Here ends the birth detail I will share in this post. My personal records will run deeper as I desperately try to capture a moment to keep close to me, an indescribable experience that I am desperate to describe. Every moment is irreplaceable. But this is impossible. A moment, once passed, no longer exists. Memory, a fragile shell only within ones own mind, deeply flawed and without true context, a signpost only to a moment once lived.
No discussion can prepare a woman for a birth. Our society doesn’t even try. Should we share the gory details with our mothers - to - be so that they understand a little more than those that went before us…. but potentially scare them so deeply that they can not cope with the idea of the coming birth? To know what is coming would be to fear it for all but the strongest of mind. I think I was better off not knowing. So I will share with you what society would share about this birth: it was straight-forward and free of complications. And at the end of it, a baby was put on my skin, rooting immediately for the nipple.
Hello wee thing. We meet at last. It is 130 am, 9th March 2020.
A few short hours later I am in the car - sitting on a cushion to protect my tender underside - before the dawn is breaking outside and we drive away, a tiny new life sleeping soundly, too impossibly small for the carseat behind us and we are suddenly a family of four and Stephen and I are laughing about something and everything seems exactly the same as before and also completely different because I can not go back to who I was before that experience.
The next few days are an oasis of calm and comfort. We have a baby who we can not name, and I am propped on cushions and drugs around the clock but somehow each moment is sweet and restful and food tastes so wonderfully good. The baby, is settled and peaceful, feeding and sleeping like a dream and I am too exhausted and on some blissful cheek tingling painkillers that I too sleep like a baby.
It is not even a day before the outside world intrudes on our oasis. The emails start piling up. Solicitor, agent, urgent, settlement jeopardy, paperwork paperwork paperwork. I sign things without reading them, Stephen shielding me from the unfolding dramas, dramas of paper and words, settlement is a week away, the late baby bringing closer together the two events we tried to separate. He takes phone calls outside the door. He assures me everything is fine. He doesn’t know that I am really not worried. The world feels like a distant place and while I am in here, in the birthing centre for a rest, the outside world doesn’t touch me and the midwives bring me tablets to numb the pain even as it begins to become acute and my body wakes and sleeps and eats in cycle with the tiny baby who we have not named.
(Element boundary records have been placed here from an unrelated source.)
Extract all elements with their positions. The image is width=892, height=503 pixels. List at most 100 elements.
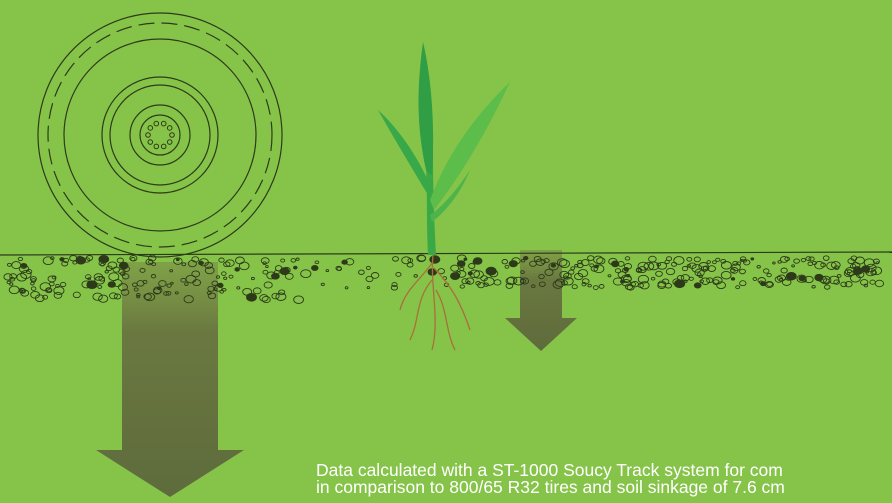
- illustration: [0, 0, 892, 503]
- pebble: [10, 274, 17, 279]
- pebble: [253, 288, 261, 294]
- bolt: [167, 140, 172, 145]
- pebble: [237, 287, 240, 289]
- pebble: [222, 272, 227, 276]
- pebble: [296, 258, 299, 260]
- pebble: [773, 262, 776, 264]
- pebble: [687, 257, 692, 261]
- pebble: [757, 265, 760, 268]
- bolts: [146, 121, 175, 148]
- pebble: [588, 256, 594, 261]
- pebble: [117, 258, 123, 263]
- pebble: [366, 276, 373, 281]
- pebble: [651, 277, 655, 280]
- pebble: [342, 260, 348, 264]
- pebble: [460, 267, 464, 270]
- pebble: [781, 268, 787, 273]
- pebble: [701, 278, 710, 285]
- bolt: [154, 121, 159, 126]
- tire-sidewall: [64, 39, 256, 231]
- pebble: [93, 293, 102, 300]
- hub: [130, 105, 190, 165]
- pebble: [326, 270, 329, 272]
- pebble: [864, 259, 874, 267]
- pebble: [845, 282, 852, 287]
- pebble: [56, 284, 60, 287]
- pebble: [824, 285, 830, 289]
- pebble: [12, 262, 21, 269]
- pebble: [837, 275, 841, 278]
- pebble: [812, 285, 815, 288]
- pebble: [751, 258, 754, 260]
- bolt: [161, 121, 166, 126]
- pebble: [707, 261, 711, 264]
- pebble: [414, 275, 417, 278]
- pebble: [176, 259, 179, 261]
- pebble: [43, 257, 53, 265]
- bolt: [161, 144, 166, 149]
- pebble: [821, 263, 826, 267]
- pebble: [301, 270, 311, 278]
- leaf: [419, 42, 434, 175]
- pebble: [763, 269, 769, 273]
- pebble: [393, 257, 399, 262]
- pebble: [219, 258, 224, 262]
- pebble: [261, 258, 269, 264]
- pebble: [239, 262, 249, 270]
- pebble: [486, 267, 496, 275]
- bolt: [170, 133, 175, 138]
- pebble: [218, 283, 224, 287]
- pebble: [737, 262, 741, 265]
- pebble: [778, 275, 786, 281]
- pebble: [266, 266, 269, 268]
- pebble: [264, 282, 272, 288]
- plant: [378, 42, 510, 255]
- pebble: [7, 263, 11, 266]
- pebble: [792, 265, 795, 267]
- pebble: [809, 257, 814, 261]
- pebble: [672, 262, 677, 266]
- pebble: [430, 256, 440, 264]
- pebble: [731, 278, 734, 281]
- pebble: [18, 257, 22, 260]
- pebble: [808, 262, 813, 266]
- pebble: [468, 272, 472, 275]
- pebble: [682, 267, 687, 271]
- bolt: [154, 144, 159, 149]
- pebble: [767, 282, 773, 286]
- pebble: [220, 290, 224, 293]
- pebble: [753, 278, 757, 281]
- bolt: [148, 126, 153, 131]
- pebble: [505, 265, 509, 268]
- pebble: [99, 256, 109, 263]
- pebble: [494, 280, 501, 285]
- pebble: [276, 293, 286, 301]
- pebble: [794, 259, 800, 263]
- pebble: [674, 257, 684, 265]
- pebble: [9, 286, 19, 294]
- pebble: [99, 295, 108, 302]
- pebble: [345, 287, 348, 289]
- pebble: [608, 275, 611, 277]
- pebble: [105, 271, 108, 274]
- pebble: [31, 287, 36, 291]
- pebble: [767, 273, 771, 276]
- root: [436, 290, 455, 350]
- pebble: [21, 271, 31, 279]
- pebble: [588, 284, 591, 287]
- pebble: [54, 292, 62, 298]
- pebble: [157, 287, 161, 290]
- pebble: [572, 285, 577, 289]
- pebble: [312, 266, 319, 271]
- pebble: [736, 286, 740, 289]
- pebble: [236, 257, 245, 264]
- pebble: [593, 286, 598, 290]
- pebble: [740, 281, 746, 286]
- pebble: [694, 283, 701, 288]
- pebble: [799, 276, 805, 281]
- bolt: [148, 140, 153, 145]
- pebble: [625, 257, 630, 260]
- pebble: [279, 290, 285, 295]
- pebble: [251, 277, 254, 279]
- page: Data calculated with a ST-1000 Soucy Tra…: [0, 0, 892, 503]
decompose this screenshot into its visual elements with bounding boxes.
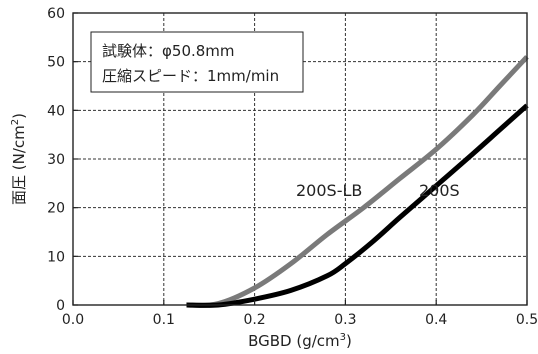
series-line-200s (186, 103, 529, 308)
annotation-frame (90, 31, 304, 93)
x-tick-label: 0.2 (243, 312, 265, 328)
x-tick-label: 0.1 (153, 312, 175, 328)
y-tick-label: 60 (47, 6, 65, 22)
x-axis-label: BGBD (g/cm3) (248, 332, 352, 350)
y-axis-label: 面圧 (N/cm2) (10, 113, 28, 205)
y-axis-label-superscript: 2 (10, 119, 21, 125)
y-tick-label: 30 (47, 152, 65, 168)
x-tick-label: 0.4 (425, 312, 447, 328)
series-line-200s-lb (186, 55, 529, 308)
annotation-line-2: 圧縮スピード：1mm/min (102, 67, 279, 85)
y-tick-label: 40 (47, 103, 65, 119)
series-lines (186, 55, 529, 308)
y-tick-label: 0 (56, 298, 65, 314)
series-label-200s-lb: 200S-LB (296, 181, 362, 200)
x-axis-label-superscript: 3 (340, 332, 346, 343)
x-tick-label: 0.3 (334, 312, 356, 328)
y-tick-label: 50 (47, 55, 65, 71)
y-tick-label: 10 (47, 249, 65, 265)
series-label-200s: 200S (419, 181, 460, 200)
x-tick-label: 0.5 (516, 312, 538, 328)
y-tick-label: 20 (47, 201, 65, 217)
annotation-box: 試験体：φ50.8mm 圧縮スピード：1mm/min (90, 31, 304, 93)
x-tick-label: 0.0 (62, 312, 84, 328)
axis-ticks: 0.0 0.1 0.2 0.3 0.4 0.5 0 10 20 30 40 50 60 (47, 6, 538, 328)
annotation-line-1: 試験体：φ50.8mm (102, 42, 235, 60)
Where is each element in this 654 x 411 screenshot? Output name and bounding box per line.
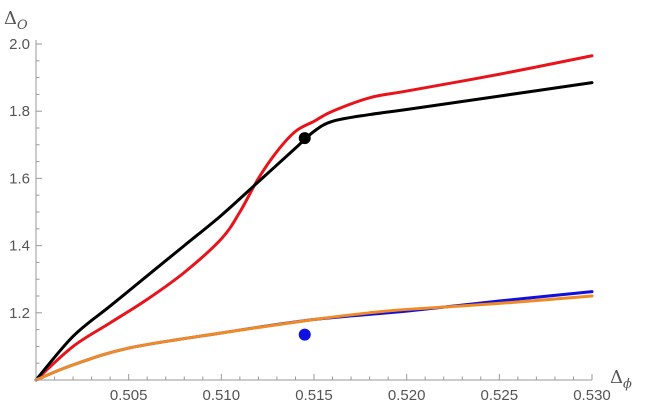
y-tick-label: 1.2 — [9, 305, 30, 322]
y-tick-label: 1.4 — [9, 238, 30, 255]
x-tick-label: 0.520 — [388, 387, 426, 404]
x-tick-label: 0.515 — [295, 387, 333, 404]
y-tick-label: 2.0 — [9, 36, 30, 53]
series-line-3 — [34, 290, 594, 382]
x-tick-label: 0.525 — [481, 387, 519, 404]
y-tick-label: 1.8 — [9, 103, 30, 120]
series-line-1 — [34, 54, 594, 382]
x-axis-title: Δϕ — [610, 367, 632, 392]
x-tick-label: 0.510 — [203, 387, 241, 404]
series-line-2 — [34, 81, 594, 382]
points-layer — [298, 132, 311, 341]
series-line-4 — [34, 294, 594, 382]
data-point-1 — [298, 132, 311, 145]
x-tick-label: 0.505 — [110, 387, 148, 404]
data-point-2 — [298, 328, 311, 341]
axes-layer — [35, 40, 592, 381]
y-tick-label: 1.6 — [9, 170, 30, 187]
y-axis-title: ΔO — [4, 8, 28, 33]
ticks-layer: 0.505 0.510 0.515 0.520 0.525 0.530 1.2 1.4 1.6 1… — [9, 36, 611, 404]
series-layer — [34, 54, 594, 382]
x-tick-label: 0.530 — [573, 387, 611, 404]
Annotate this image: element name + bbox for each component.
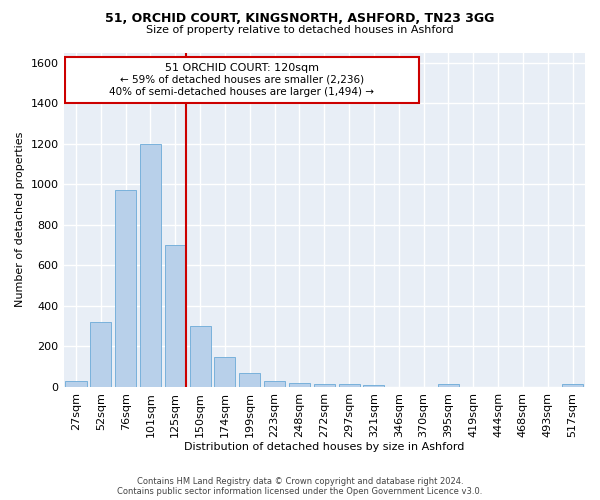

There are many moments in the following days that I wish I could grasp and hold in my heart forever. There was the moment we spoke the name Madeline and knew that she would be called Madeline Joy. Joy for her nature, Madeline for her own self. There was introducing Isabella to her sister, overjoyed herself at the gift in front of her, childlike awareness of the miracle of new life, sensing the portal to the infinite that new life brings nearest to us in a way in which adults long lost the awareness. No shred of jealousy or displacement. Just joy. This is our joyful baby, and she will bring joy wherever she goes.
Settlement occurs some days later, anticlimactic in a flourish of final paperwork completed to the satisfaction of two legal parties whose exacting demands fail to register on the scale of the urgent and acute needs of a newborn. According to the paperwork trail, and the lenders, we own a motel. In practise, nothing changes: Maddy feeds and sleeps.
But the year is 2020, and the drama around this Big Deal so far, seemingly reconciled in settlement, was just a precursor to the drama to follow.
The echos of this are not yet heard in New Zealand even as China is grappling with a mystery illness that is fast and slippery and spreading like wildfire, New Zealand is sleepy and warm in an Indian summer and no-one can possibly guess at the drama already on our doorstep as 2020 unfolds.